Similar sentiments that Chisholm shouldn’t be taken seriously had percolated during the March 1972 National Black Political Convention in Gary, Indiana, just six weeks prior to the Welcome to Hollywood party. As Chisholm described it, there was a “machismo group [of Black men] who felt that a Black woman who didn’t consult the brothers had no business running for president.” Outraged by the decision at the Black National Convention to postpone presidential endorsement discussions, Chisholm’s campaign team members who attended the convention started wearing T-shirts that read, “Get your shit together.” The team was fed up, and rightfully so, by these Black leaders, these Black men, who were willing to forgo endorsing any candidate to avoid simply recognizing Chisholm’s historic candidacy. The blatant disrespect, misogynoir, and political gymnastics were exasperating for Chisholm.

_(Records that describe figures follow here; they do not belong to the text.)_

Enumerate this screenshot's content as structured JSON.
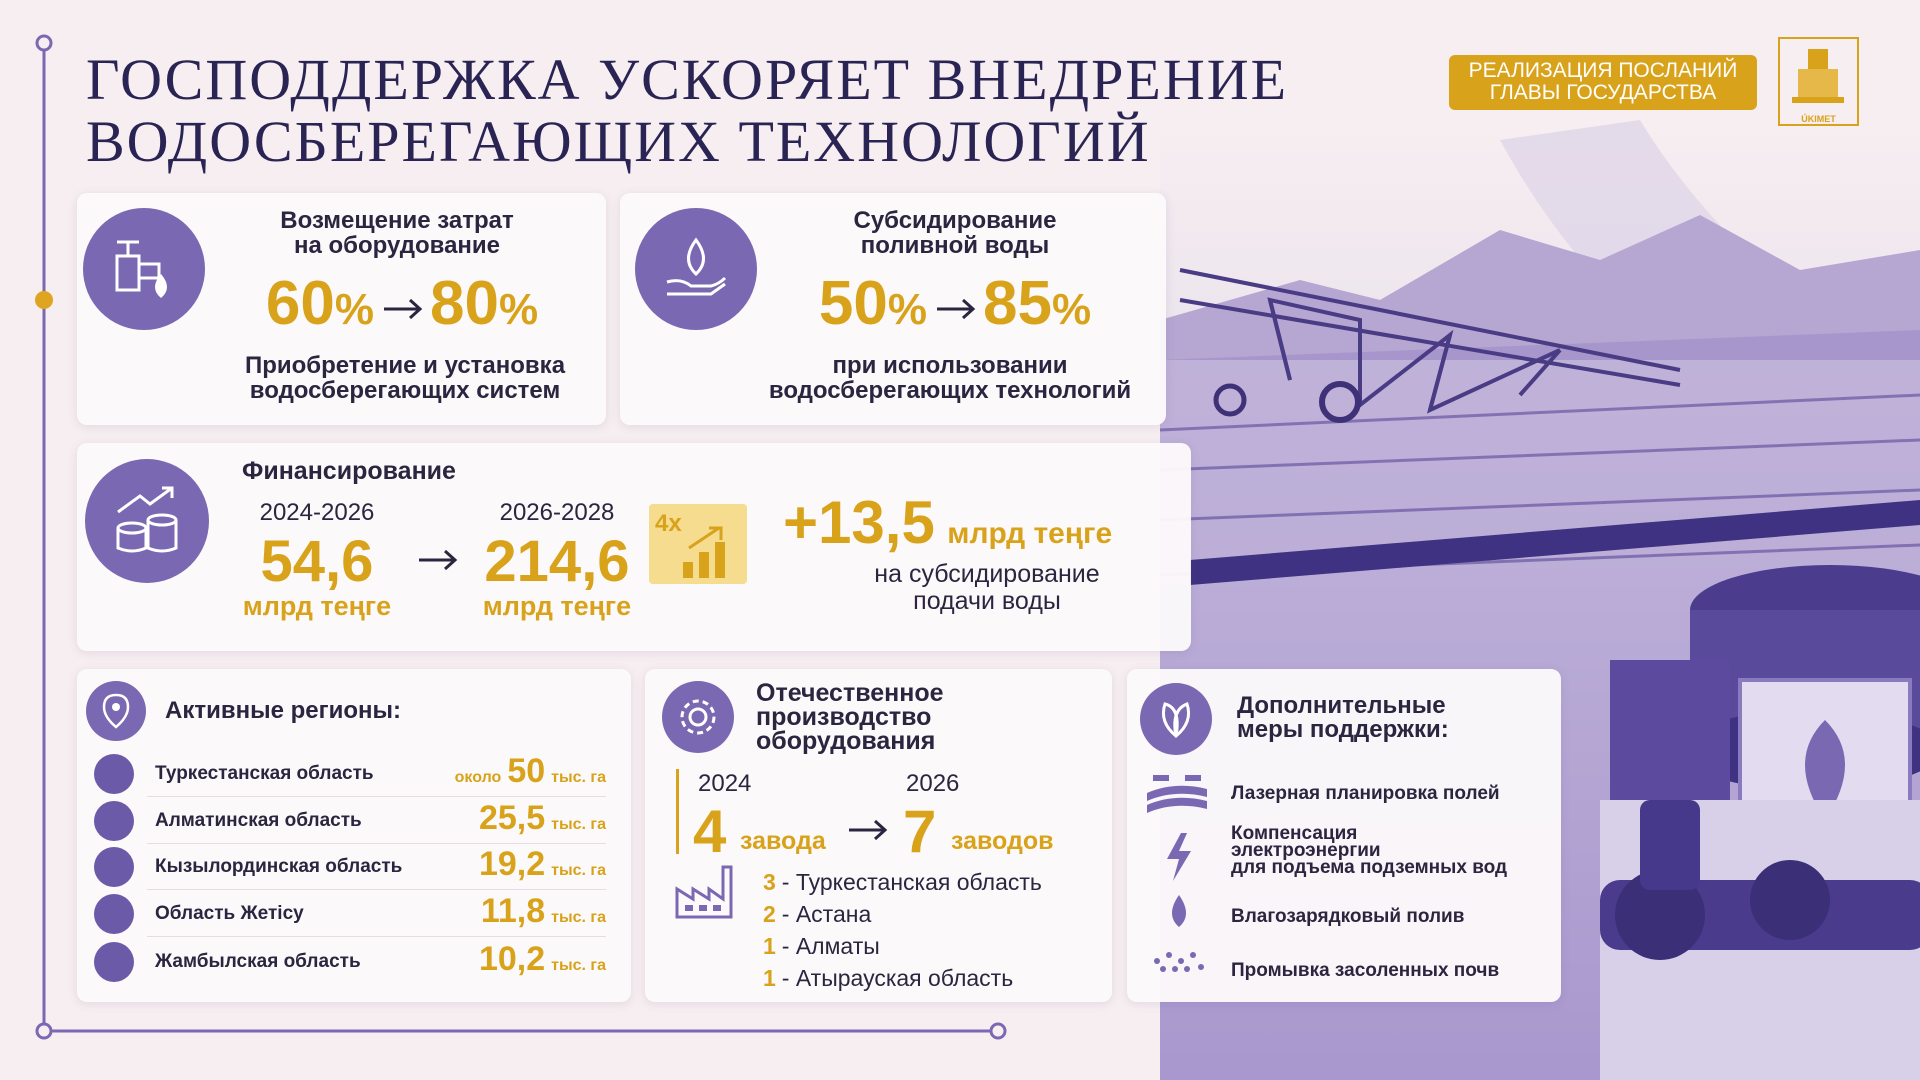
{
  "header": {
    "title_lines": [
      "ГОСПОДДЕРЖКА УСКОРЯЕТ ВНЕДРЕНИЕ",
      "ВОДОСБЕРЕГАЮЩИХ ТЕХНОЛОГИЙ"
    ],
    "badge_lines": [
      "РЕАЛИЗАЦИЯ ПОСЛАНИЙ",
      "ГЛАВЫ ГОСУДАРСТВА"
    ],
    "logo": "ÚKIMET"
  },
  "equipment": {
    "title_lines": [
      "Возмещение затрат",
      "на оборудование"
    ],
    "from": {
      "value": "60",
      "unit": "%"
    },
    "to": {
      "value": "80",
      "unit": "%"
    },
    "caption_lines": [
      "Приобретение и установка",
      "водосберегающих систем"
    ]
  },
  "water": {
    "title_lines": [
      "Субсидирование",
      "поливной воды"
    ],
    "from": {
      "value": "50",
      "unit": "%"
    },
    "to": {
      "value": "85",
      "unit": "%"
    },
    "caption_lines": [
      "при использовании",
      "водосберегающих технологий"
    ]
  },
  "financing": {
    "title": "Финансирование",
    "periods": [
      {
        "years": "2024-2026",
        "amount": "54,6",
        "unit": "млрд теңге"
      },
      {
        "years": "2026-2028",
        "amount": "214,6",
        "unit": "млрд теңге"
      }
    ],
    "multiplier": "4x",
    "extra": {
      "amount": "+13,5",
      "unit": "млрд теңге",
      "caption_lines": [
        "на субсидирование",
        "подачи воды"
      ]
    }
  },
  "regions": {
    "title": "Активные регионы:",
    "rows": [
      {
        "name": "Туркестанская область",
        "prefix": "около",
        "value": "50",
        "unit": "тыс. га"
      },
      {
        "name": "Алматинская область",
        "value": "25,5",
        "unit": "тыс. га"
      },
      {
        "name": "Кызылординская область",
        "value": "19,2",
        "unit": "тыс. га"
      },
      {
        "name": "Область Жетісу",
        "value": "11,8",
        "unit": "тыс. га"
      },
      {
        "name": "Жамбылская область",
        "value": "10,2",
        "unit": "тыс. га"
      }
    ]
  },
  "production": {
    "title_lines": [
      "Отечественное",
      "производство",
      "оборудования"
    ],
    "from": {
      "year": "2024",
      "count": "4",
      "unit": "завода"
    },
    "to": {
      "year": "2026",
      "count": "7",
      "unit": "заводов"
    },
    "plants": [
      {
        "count": "3",
        "place": "- Туркестанская область"
      },
      {
        "count": "2",
        "place": "- Астана"
      },
      {
        "count": "1",
        "place": "- Алматы"
      },
      {
        "count": "1",
        "place": "- Атырауская область"
      }
    ]
  },
  "measures": {
    "title_lines": [
      "Дополнительные",
      "меры поддержки:"
    ],
    "items": [
      {
        "lines": [
          "Лазерная планировка полей"
        ]
      },
      {
        "lines": [
          "Компенсация",
          "электроэнергии",
          "для подъема подземных вод"
        ]
      },
      {
        "lines": [
          "Влагозарядковый полив"
        ]
      },
      {
        "lines": [
          "Промывка засоленных почв"
        ]
      }
    ]
  }
}
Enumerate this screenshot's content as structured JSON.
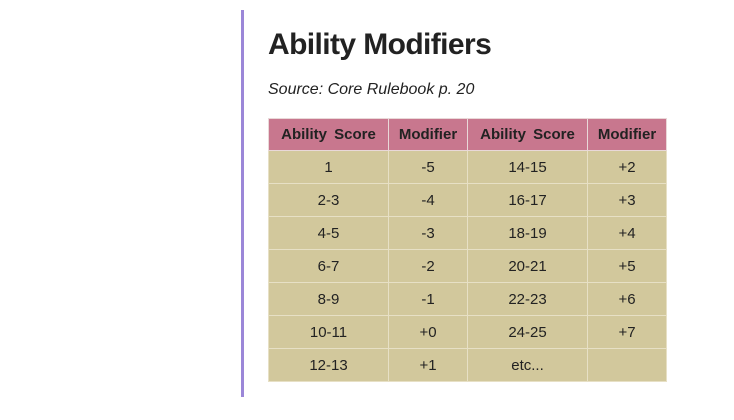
{
  "title": "Ability Modifiers",
  "source": "Source: Core Rulebook p. 20",
  "table": {
    "headers": [
      "Ability Score",
      "Modifier",
      "Ability Score",
      "Modifier"
    ],
    "rows": [
      [
        "1",
        "-5",
        "14-15",
        "+2"
      ],
      [
        "2-3",
        "-4",
        "16-17",
        "+3"
      ],
      [
        "4-5",
        "-3",
        "18-19",
        "+4"
      ],
      [
        "6-7",
        "-2",
        "20-21",
        "+5"
      ],
      [
        "8-9",
        "-1",
        "22-23",
        "+6"
      ],
      [
        "10-11",
        "+0",
        "24-25",
        "+7"
      ],
      [
        "12-13",
        "+1",
        "etc...",
        ""
      ]
    ]
  },
  "colors": {
    "accent_bar": "#9b87d8",
    "header_bg": "#c8778e",
    "cell_bg": "#d2c89c"
  }
}
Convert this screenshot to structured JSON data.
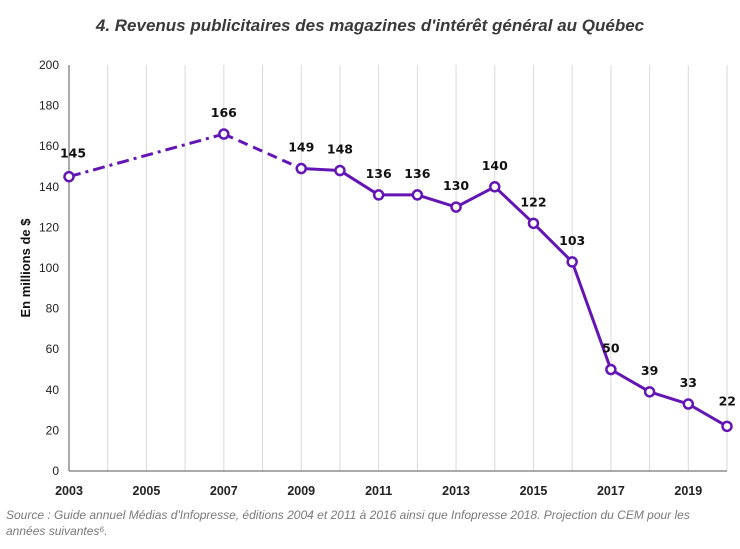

In the face of discrimination and rejection, Shirley Chisholm turned to the community who supported her, and took a route that emphasized her willingness to establish unexpected alliances in this election. Huey P. Newton also understood this dynamic before he and the Black Panthers endorsed Shirley Chisholm six weeks after the Black National Convention. During a speaking engagement after the Welcome to Hollywood party, Newton commented, “Chisholm was unhappy that the Black bourgeoisie had rejected her, but because they rejected her, the Black Panther Party could support her.”
Juanita Tolliver is the author of “A More Perfect Party: The Night Shirley Chisholm and Diahann Carroll Reshaped Politics,” an MSNBC political analyst, and a contributor and guest host for SiriusXM Progress.
It's not surprising that Black Studies and all our history has been and will be supressed; reading about the Panthers support for Chisholm brought tears of pride to my eyes. It's high time for "Get your shit together" to be re-released.
I was an 11 year old white girl growing up in a lilly white suburb and Shirley Chisolm was a hero to me. My divorced mom was scared of the Black Panthers (the FBI propaganda to the white middle class community was relentless), but Shirley's run for the presidency coincided with the women's movement and she loved it and made sure I knew about it. It is a travesty that her historic run wasn't and isn't taught to the white community, and that the true mission of the Black Panthers is still obscured by the FBI smear campaign. Profound lessons for today.